Mein erstes Einzelcoaching bei Frau Frühling beginnt um 09.00 Uhr und ich finde es gut, dass es während der Arbeitszeit stattfindet, was mir weniger gefällt ist die Tatsache, dass ich zu ihr muss und es nicht in meinem Büro stattfindet. So muss ich bei recht frischen 8° Grad etwa 12 Minuten durch Lünen wandern, nur um einen Termin wahrzunehmen, von dem ich nicht erwarte, dass er mich irgendwie weiter bringt.

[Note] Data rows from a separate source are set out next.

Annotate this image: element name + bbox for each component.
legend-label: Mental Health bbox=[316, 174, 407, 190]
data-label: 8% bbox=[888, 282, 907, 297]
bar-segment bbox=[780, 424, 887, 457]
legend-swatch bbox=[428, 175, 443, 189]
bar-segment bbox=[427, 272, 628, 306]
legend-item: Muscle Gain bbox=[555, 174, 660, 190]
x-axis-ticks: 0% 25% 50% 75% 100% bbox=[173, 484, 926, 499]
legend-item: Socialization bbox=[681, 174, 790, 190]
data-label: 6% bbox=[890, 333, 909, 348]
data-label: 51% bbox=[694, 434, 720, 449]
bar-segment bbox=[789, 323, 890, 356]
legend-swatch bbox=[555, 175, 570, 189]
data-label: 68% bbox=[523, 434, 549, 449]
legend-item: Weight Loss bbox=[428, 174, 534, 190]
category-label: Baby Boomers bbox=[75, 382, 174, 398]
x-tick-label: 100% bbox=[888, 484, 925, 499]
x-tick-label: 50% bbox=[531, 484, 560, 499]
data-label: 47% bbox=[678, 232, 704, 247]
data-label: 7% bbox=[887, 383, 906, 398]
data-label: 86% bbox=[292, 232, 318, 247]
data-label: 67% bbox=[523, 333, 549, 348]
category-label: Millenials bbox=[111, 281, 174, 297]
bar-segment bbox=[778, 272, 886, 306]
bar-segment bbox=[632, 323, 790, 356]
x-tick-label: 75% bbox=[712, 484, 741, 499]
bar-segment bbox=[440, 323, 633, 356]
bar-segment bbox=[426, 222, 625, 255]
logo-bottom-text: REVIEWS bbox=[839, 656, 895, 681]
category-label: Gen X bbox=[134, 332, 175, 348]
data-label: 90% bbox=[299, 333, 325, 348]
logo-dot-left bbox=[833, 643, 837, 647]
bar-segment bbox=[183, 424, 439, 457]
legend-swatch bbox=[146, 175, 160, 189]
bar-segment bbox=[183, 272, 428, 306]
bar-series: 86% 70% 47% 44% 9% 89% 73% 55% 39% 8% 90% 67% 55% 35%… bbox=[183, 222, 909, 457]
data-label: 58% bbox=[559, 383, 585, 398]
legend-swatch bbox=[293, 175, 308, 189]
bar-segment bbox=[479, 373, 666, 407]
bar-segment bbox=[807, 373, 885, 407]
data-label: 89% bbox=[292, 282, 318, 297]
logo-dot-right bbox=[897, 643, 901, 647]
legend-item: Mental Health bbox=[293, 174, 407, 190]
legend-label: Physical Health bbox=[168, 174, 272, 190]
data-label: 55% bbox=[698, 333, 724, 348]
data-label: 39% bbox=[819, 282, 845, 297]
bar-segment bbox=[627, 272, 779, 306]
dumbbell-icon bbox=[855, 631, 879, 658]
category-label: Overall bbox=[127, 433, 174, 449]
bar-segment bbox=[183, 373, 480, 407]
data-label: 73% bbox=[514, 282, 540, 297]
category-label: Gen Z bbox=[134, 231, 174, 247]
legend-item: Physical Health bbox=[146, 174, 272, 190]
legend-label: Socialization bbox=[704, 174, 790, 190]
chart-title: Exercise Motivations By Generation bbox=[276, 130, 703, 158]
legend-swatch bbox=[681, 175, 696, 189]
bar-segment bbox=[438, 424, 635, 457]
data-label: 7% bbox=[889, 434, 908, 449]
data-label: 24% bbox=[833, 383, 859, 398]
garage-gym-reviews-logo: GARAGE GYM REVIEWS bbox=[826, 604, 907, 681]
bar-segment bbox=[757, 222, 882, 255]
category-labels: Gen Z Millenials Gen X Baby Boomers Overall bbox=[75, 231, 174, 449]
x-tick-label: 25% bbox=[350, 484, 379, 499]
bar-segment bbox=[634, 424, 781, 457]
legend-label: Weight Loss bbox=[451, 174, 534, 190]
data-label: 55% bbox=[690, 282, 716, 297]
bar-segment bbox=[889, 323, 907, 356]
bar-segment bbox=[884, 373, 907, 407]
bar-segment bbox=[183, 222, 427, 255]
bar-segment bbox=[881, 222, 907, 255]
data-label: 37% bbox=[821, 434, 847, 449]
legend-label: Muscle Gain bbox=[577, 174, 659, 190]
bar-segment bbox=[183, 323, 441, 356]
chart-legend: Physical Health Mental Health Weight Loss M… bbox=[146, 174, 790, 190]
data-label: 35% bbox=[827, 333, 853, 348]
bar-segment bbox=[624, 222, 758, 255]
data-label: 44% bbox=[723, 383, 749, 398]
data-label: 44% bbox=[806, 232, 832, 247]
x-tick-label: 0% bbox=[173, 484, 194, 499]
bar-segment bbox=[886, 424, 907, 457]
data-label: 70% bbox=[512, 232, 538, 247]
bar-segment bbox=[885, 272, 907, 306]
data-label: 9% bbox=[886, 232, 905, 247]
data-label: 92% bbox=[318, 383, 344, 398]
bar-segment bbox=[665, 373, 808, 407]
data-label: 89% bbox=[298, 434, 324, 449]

Pünktlich sitze ich bei meiner Coachin (was für ein bescheuertes Wort) Frau Frühling. Nach ein paar Formalitäten und ein bisschen Zynismus oder Ironie, ich kann das nicht wirklich unterscheiden, meinerseits, folgt auch schon der erste Versuch mich einzulullen. Frau Frühling sagt, dass man mir mein Alter nicht ansieht. Ein billiger Versuch Vertrauen aufzubauen, der bei mir einfach nicht zieht. Wo kämen wir denn dahin, wenn man mich so leicht beeinflussen könnte? Ein wenig später formulieren wir, also Frau Frühling, schon ein erstes Ziel des Coachings. Selbstliebe. Und das nur, weil ich nicht über Gefühle reden will und es offensichtlich ist, dass ich mich nicht leiden kann. Das Gespräch ist dennoch lustig und erinnert mich an meine Gruppentherapie von vor ein paar Jahren. Zwischendurch reden wir über den Darm, Vitamin D und andere Dinge, die nicht zum Jobcoaching zu passen scheinen. Vermutlich alles Teil eines perfiden Plans mich milde zu stimmen. Zwischendurch stelle ich Fragen, um zu erfahren, mit wem ich es zu tun habe und ob mein Gegenüber auch qualifiziert für diese anspruchsvolle Aufgabe ist. Frau Frühling ist Pädagogin und arbeitet selbstständig. Finde ich gut. Möglicherweise lässt sich darauf aufbauen.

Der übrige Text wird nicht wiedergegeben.